Hägersten SK
- Full name: Hägersten Sportklubb
- Founded: 1933
- Ground: Hägerstensåsens BP Hägersten Sweden
- Chairman: Per Åfeldt
- League: Division 4 Stockholm Södra
| Home colours |

= Hägersten SK =

Swedish football club

Hägersten SK was a Swedish football club located in Hägersten within the borough of Hägersten-Liljeholmen.In 2018, they merged with Mälarhöjdens IK to become Mälarhöjden-Hägersten FF.

==Background==
Hägersten SK currently plays in Division 4 Stockholm Södra which is the sixth tier of Swedish football. They play their home matches at the Hägerstensåsens BP in Hägersten.
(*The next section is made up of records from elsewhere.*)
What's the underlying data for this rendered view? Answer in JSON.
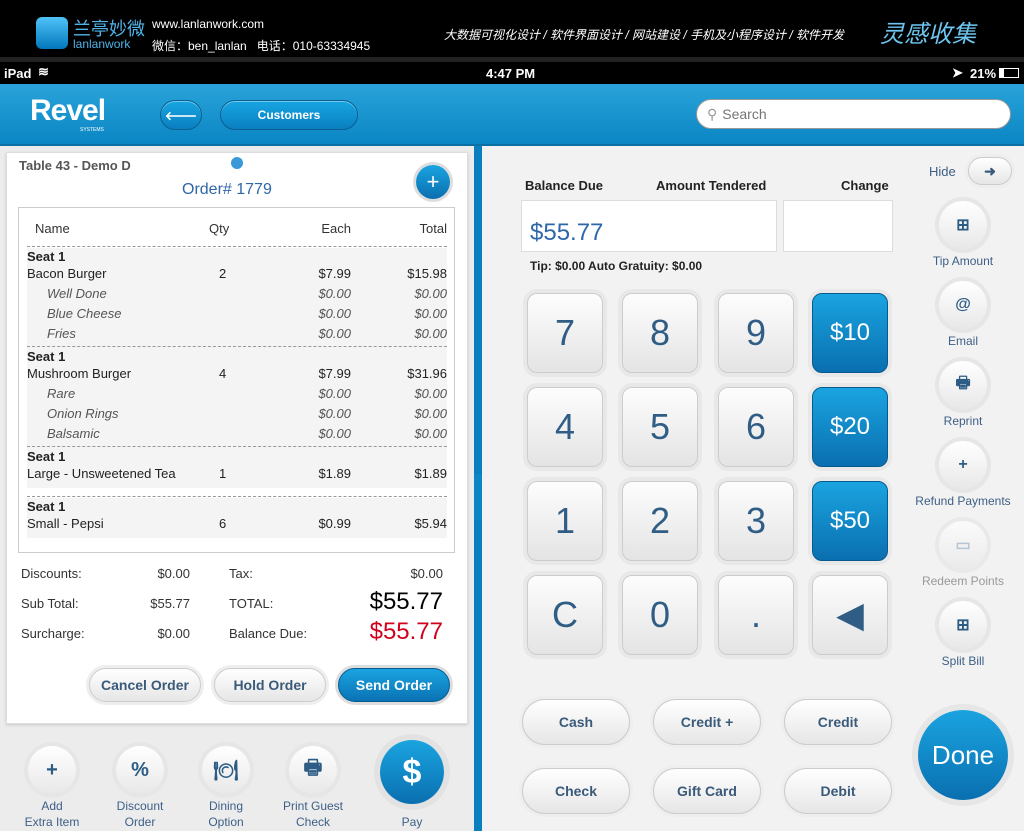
{
  "banner": {
    "logo_cn": "兰亭妙微",
    "logo_en": "lanlanwork",
    "url": "www.lanlanwork.com",
    "contact": "微信：ben_lanlan   电话：010-63334945",
    "services": "大数据可视化设计 / 软件界面设计 / 网站建设 / 手机及小程序设计 / 软件开发",
    "brand": "灵感收集"
  },
  "status": {
    "device": "iPad",
    "time": "4:47 PM",
    "battery": "21%"
  },
  "appbar": {
    "logo": "Revel",
    "logo_sub": "SYSTEMS",
    "customers": "Customers",
    "search_placeholder": "Search"
  },
  "order": {
    "table": "Table 43 - Demo D",
    "number": "Order# 1779",
    "headers": [
      "Name",
      "Qty",
      "Each",
      "Total"
    ],
    "groups": [
      {
        "seat": "Seat 1",
        "items": [
          {
            "name": "Bacon Burger",
            "qty": "2",
            "each": "$7.99",
            "total": "$15.98"
          },
          {
            "name": "Well Done",
            "each": "$0.00",
            "total": "$0.00",
            "mod": true
          },
          {
            "name": "Blue Cheese",
            "each": "$0.00",
            "total": "$0.00",
            "mod": true
          },
          {
            "name": "Fries",
            "each": "$0.00",
            "total": "$0.00",
            "mod": true
          }
        ]
      },
      {
        "seat": "Seat 1",
        "items": [
          {
            "name": "Mushroom Burger",
            "qty": "4",
            "each": "$7.99",
            "total": "$31.96"
          },
          {
            "name": "Rare",
            "each": "$0.00",
            "total": "$0.00",
            "mod": true
          },
          {
            "name": "Onion Rings",
            "each": "$0.00",
            "total": "$0.00",
            "mod": true
          },
          {
            "name": "Balsamic",
            "each": "$0.00",
            "total": "$0.00",
            "mod": true
          }
        ]
      },
      {
        "seat": "Seat 1",
        "items": [
          {
            "name": "Large - Unsweetened Tea",
            "qty": "1",
            "each": "$1.89",
            "total": "$1.89"
          }
        ]
      },
      {
        "seat": "Seat 1",
        "items": [
          {
            "name": "Small - Pepsi",
            "qty": "6",
            "each": "$0.99",
            "total": "$5.94"
          }
        ]
      }
    ],
    "summary": {
      "discounts_label": "Discounts:",
      "discounts": "$0.00",
      "tax_label": "Tax:",
      "tax": "$0.00",
      "subtotal_label": "Sub Total:",
      "subtotal": "$55.77",
      "total_label": "TOTAL:",
      "total": "$55.77",
      "surcharge_label": "Surcharge:",
      "surcharge": "$0.00",
      "balance_label": "Balance Due:",
      "balance": "$55.77"
    },
    "buttons": {
      "cancel": "Cancel Order",
      "hold": "Hold Order",
      "send": "Send Order"
    }
  },
  "actions": [
    {
      "label1": "Add",
      "label2": "Extra Item",
      "icon": "+"
    },
    {
      "label1": "Discount",
      "label2": "Order",
      "icon": "%"
    },
    {
      "label1": "Dining",
      "label2": "Option",
      "icon": "🍽"
    },
    {
      "label1": "Print Guest",
      "label2": "Check",
      "icon": "🖶"
    },
    {
      "label1": "Pay",
      "label2": "",
      "icon": "$"
    }
  ],
  "payment": {
    "balance_label": "Balance Due",
    "tendered_label": "Amount Tendered",
    "change_label": "Change",
    "tendered": "$55.77",
    "change": "",
    "tip_line": "Tip: $0.00 Auto Gratuity: $0.00",
    "keys": [
      "7",
      "8",
      "9",
      "$10",
      "4",
      "5",
      "6",
      "$20",
      "1",
      "2",
      "3",
      "$50",
      "C",
      "0",
      ".",
      "◀"
    ],
    "methods": [
      "Cash",
      "Credit +",
      "Credit",
      "Check",
      "Gift Card",
      "Debit"
    ],
    "done": "Done"
  },
  "side": {
    "hide": "Hide",
    "items": [
      {
        "label": "Tip Amount",
        "icon": "⊞"
      },
      {
        "label": "Email",
        "icon": "@"
      },
      {
        "label": "Reprint",
        "icon": "🖶"
      },
      {
        "label": "Refund Payments",
        "icon": "+"
      },
      {
        "label": "Redeem Points",
        "icon": "▭",
        "disabled": true
      },
      {
        "label": "Split Bill",
        "icon": "⊞"
      }
    ]
  },
  "colors": {
    "accent": "#0a86c4",
    "balance_red": "#d0021b"
  }
}
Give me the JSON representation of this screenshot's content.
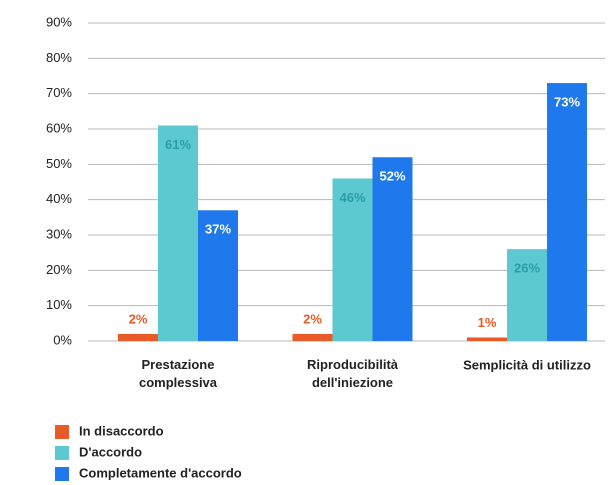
{
  "chart_data": {
    "type": "bar",
    "categories": [
      "Prestazione\ncomplessiva",
      "Riproducibilità\ndell'iniezione",
      "Semplicità di utilizzo"
    ],
    "series": [
      {
        "name": "In disaccordo",
        "color": "#e85a28",
        "label_color": "#e85a28",
        "values": [
          2,
          2,
          1
        ],
        "value_labels": [
          "2%",
          "2%",
          "1%"
        ]
      },
      {
        "name": "D'accordo",
        "color": "#5cc9d1",
        "label_color": "#2a9ea6",
        "values": [
          61,
          46,
          26
        ],
        "value_labels": [
          "61%",
          "46%",
          "26%"
        ]
      },
      {
        "name": "Completamente d'accordo",
        "color": "#1f78ec",
        "label_color": "#ffffff",
        "values": [
          37,
          52,
          73
        ],
        "value_labels": [
          "37%",
          "52%",
          "73%"
        ]
      }
    ],
    "ylim": [
      0,
      90
    ],
    "yticks": [
      {
        "value": 0,
        "label": "0%"
      },
      {
        "value": 10,
        "label": "10%"
      },
      {
        "value": 20,
        "label": "20%"
      },
      {
        "value": 30,
        "label": "30%"
      },
      {
        "value": 40,
        "label": "40%"
      },
      {
        "value": 50,
        "label": "50%"
      },
      {
        "value": 60,
        "label": "60%"
      },
      {
        "value": 70,
        "label": "70%"
      },
      {
        "value": 80,
        "label": "80%"
      },
      {
        "value": 90,
        "label": "90%"
      }
    ],
    "grid": true
  }
}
The club is affiliated to Stockholms Fotbollförbund.

==Season to season==

| Season | Level | Division | Section | Position | Movements |
|---|---|---|---|---|---|
| 2006* | Tier 7 | Division 5 | Stockholm Södra | 6th |  |
| 2007 | Tier 7 | Division 5 | Stockholm Södra | 5th |  |
| 2008 | Tier 7 | Division 5 | Stockholm Södra | 2nd | Promoted |
| 2009 | Tier 6 | Division 4 | Stockholm Södra | 5th |  |
| 2010 | Tier 6 | Division 4 | Stockholm Södra | 7th |  |
| 2011 | Tier 6 | Division 4 | Stockholm Södra |  |  |

- League restructuring in 2006 resulted in a new division being created at Tier 3 and subsequent divisions dropping a level.